Washington - Seorang pejabat Dana Anak-anak Perserikatan Bangsa-Bangsa (UNICEF) pada Kamis (19/9) memperingatkan dampak negatif dari eskalasi ketegangan antara Israel dan Lebanon terhadap anak-anak.
"Kami semua khawatir dengan situasi yang melibatkan Lebanon dan Israel, dan Sekretaris Jenderal (Antonio Guterres) telah mendesak semua pihak untuk menahan diri semaksimal mungkin guna mencegah eskalasi lebih lanjut.
"Setiap eskalasi lebih lanjut akan berdampak sangat mengerikan terhadap anak-anak," kata Wakil Direktur Eksekutif UNICEF untuk Tindakan Kemanusiaan dan Operasi Pasokan, Ted Chaiban, kepada wartawan secara virtual.
Perangkat genggam dan penyeranta (pager) yang digunakan oleh kelompok Lebanon, Hizbullah, meledak pada Selasa (17/9) dan Rabu (18/9) di Lebanon, menewaskan setidaknya 37 orang, termasuk anak-anak dan lebih dari 3.000 orang terluka.
Pemimpin Hizbullah, Hassan Nasrallah, pada Kamis menuduh Israel melanggar "semua konvensi dan hukum" dan bersumpah bahwa "pembalasan akan datang."
Israel belum secara langsung mengomentari serangan tersebut, tetapi tetap waspada tinggi mengantisipasi respons dari Hizbullah.
Chaiban mengatakan bahwa ia mengunjungi Israel, Jalur Gaza, dan Tepi Barat yang diduduki, di mana ia berkesempatan untuk bertemu dengan anak-anak dari berbagai komunitas yang telah terkena dampak dari "perang yang mengerikan ini."
"Selama pertemuan saya dengan otoritas Israel, saya meminta peningkatan akses untuk pasokan kemanusiaan dan komersial," katanya.
"Saya juga menyerukan perlindungan terhadap anak-anak, peningkatan langkah-langkah keamanan, prosedur operasional standar bagi personel kemanusiaan, dan kemudahan pergerakan bagi anak-anak yang terpisah atau tanpa pendamping."
"Tak ada tempat yang aman" di Gaza, menurut Chaiban, yang juga menyatakan bahwa situasi di Tepi Barat adalah "bom waktu yang telah mencapai intensitas baru."

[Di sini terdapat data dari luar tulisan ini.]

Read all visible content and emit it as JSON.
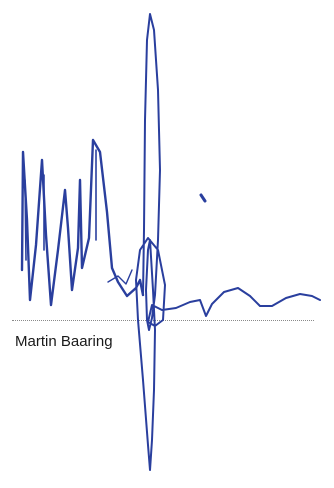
{
  "signature": {
    "signer_name": "Martin Baaring",
    "ink_color": "#2a3f9e"
  }
}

Ia kembali menegaskan seruannya untuk segera melakukan gencatan senjata, pengiriman bantuan yang mendesak untuk menyelamatkan nyawa, serta pembebasan tanpa syarat para sandera.
Israel terus melakukan serangan brutal di Gaza setelah serangan Hamas pada 7 Oktober lalu, meskipun ada resolusi Dewan Keamanan PBB yang menyerukan gencatan senjata segera.
Hampir 41.300 korban jiwa, yang sebagian besar adalah perempuan dan anak-anak, telah tewas dan lebih dari 95.500 orang terluka, menurut otoritas kesehatan setempat.
Serangan Israel telah membuat hampir seluruh penduduk wilayah tersebut mengungsi di tengah blokade yang berkelanjutan, yang menyebabkan kekurangan parah makanan, air bersih, dan obat-obatan.
Israel menghadapi tuduhan genosida atas tindakannya di Gaza di Pengadilan Internasional.